The Lewis County Prosecutor’s Office has also filed a motion to add The Chronicle, in particular Assistant Editor Natalie Johnson, as a defendant to the lawsuit. If approved by a judge, that means Hunt would also be suing The Chronicle to prevent the release of the unredacted documents.

“The only reason for the controversy between Judge Hunt and Lewis County is Ms. Johnson’s PRA request, which requires Lewis County to produce the public record at issue,” the motion written by Deputy Prosecutor Eric Eisenberg states.

The prosecutor’s office served Johnson with paperwork in the case at the Lewis County Law and Justice Center Tuesday.

“Moreover, our state Supreme Court has implied that without the requestor’s joinder, no one has an incentive to zealously advocate for the release of the records and the proceedings would not be truly adversarial,” Eisenberg wrote. “Lewis County has no strong interest in whether these records are produced redacted or unredacted, other than its duty to follow the law as best it can.”

Hunt’s request for an injunction is set to come before Judge Michael Evans at 9 a.m. Thursday morning in Cowlitz County Superior Court..

The Chronicle filed a public records request with Lewis County on Dec. 21 asking for all documents related to a settlement with former Lewis County Drug Court Manager Jennifer Soper-Baker.

On Jan. 25, Hunt filed an injunction to halt the release of those records, citing “protected, personal medical information.” He asks that several lines in two documents be redacted before release.

While The Chronicle has not yet obtained information about the settlement, Hunt’s request outlined some basic details.

“The claim is 10 pages in length and essentially divided into two parts. The first part alleges that the judges and other official (sic) of Lewis County failed to adequately protect her when she was feeling threatened by a coworker,” Hunt wrote. “The second section alleged that for nine years, 2007 to 2016, that the plaintiff (Hunt) engaged in a course of sexual harassment.”

According to Hunt, the county rejected the tort claim.

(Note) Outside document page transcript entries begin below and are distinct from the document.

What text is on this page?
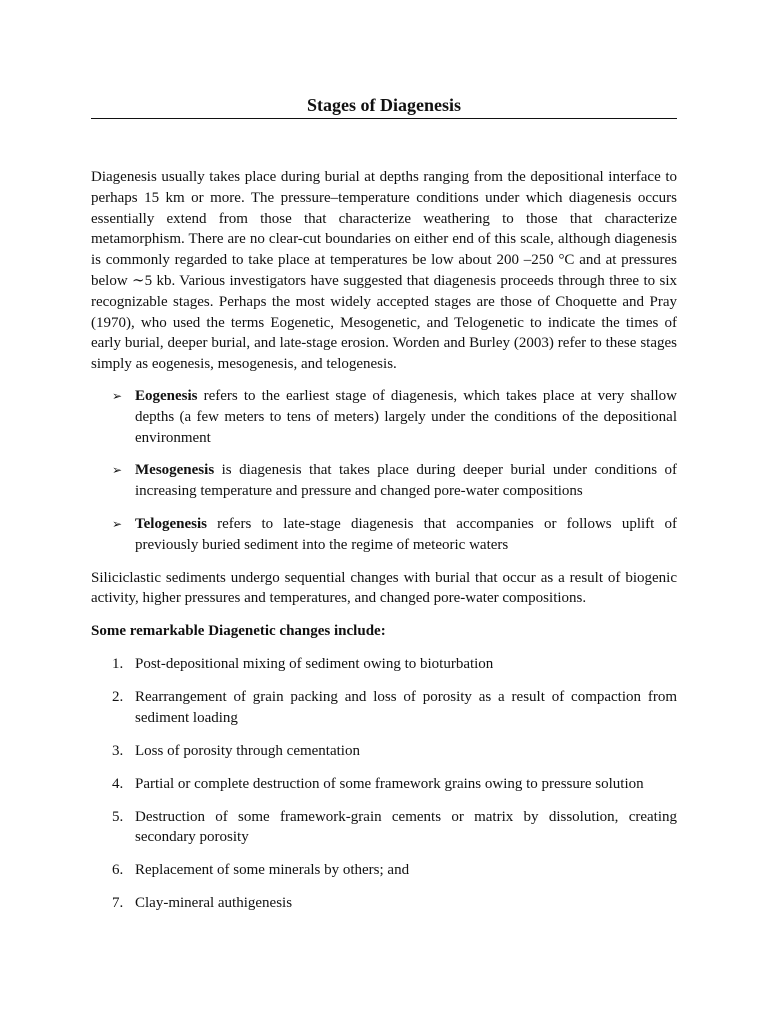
Stages of Diagenesis

Diagenesis usually takes place during burial at depths ranging from the depositional interface to perhaps 15 km or more. The pressure–temperature conditions under which diagenesis occurs essentially extend from those that characterize weathering to those that characterize metamorphism. There are no clear-cut boundaries on either end of this scale, although diagenesis is commonly regarded to take place at temperatures be low about 200 –250 °C and at pressures below ∼5 kb. Various investigators have suggested that diagenesis proceeds through three to six recognizable stages. Perhaps the most widely accepted stages are those of Choquette and Pray (1970), who used the terms Eogenetic, Mesogenetic, and Telogenetic to indicate the times of early burial, deeper burial, and late-stage erosion. Worden and Burley (2003) refer to these stages simply as eogenesis, mesogenesis, and telogenesis.

➢ Eogenesis refers to the earliest stage of diagenesis, which takes place at very shallow depths (a few meters to tens of meters) largely under the conditions of the depositional environment
➢ Mesogenesis is diagenesis that takes place during deeper burial under conditions of increasing temperature and pressure and changed pore-water compositions
➢ Telogenesis refers to late-stage diagenesis that accompanies or follows uplift of previously buried sediment into the regime of meteoric waters

Siliciclastic sediments undergo sequential changes with burial that occur as a result of biogenic activity, higher pressures and temperatures, and changed pore-water compositions.

Some remarkable Diagenetic changes include:

1. Post-depositional mixing of sediment owing to bioturbation
2. Rearrangement of grain packing and loss of porosity as a result of compaction from sediment loading
3. Loss of porosity through cementation
4. Partial or complete destruction of some framework grains owing to pressure solution
5. Destruction of some framework-grain cements or matrix by dissolution, creating secondary porosity
6. Replacement of some minerals by others; and
7. Clay-mineral authigenesis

Soper-Baker and her attorney shared a draft complaint, a document filed as part of a lawsuit, with the county which repeated allegations in the tort claim.

The matter went into mediation and was settled out of court by the County Risk Pool in 2017.

“Judge Hunt is asking only that this information be redacted from the requested documents, meaning that he agrees the remaining, vast majority of the allegations are subject to disclosure regardless of the truth or falsity of those remaining allegations,” Hunt’s request states.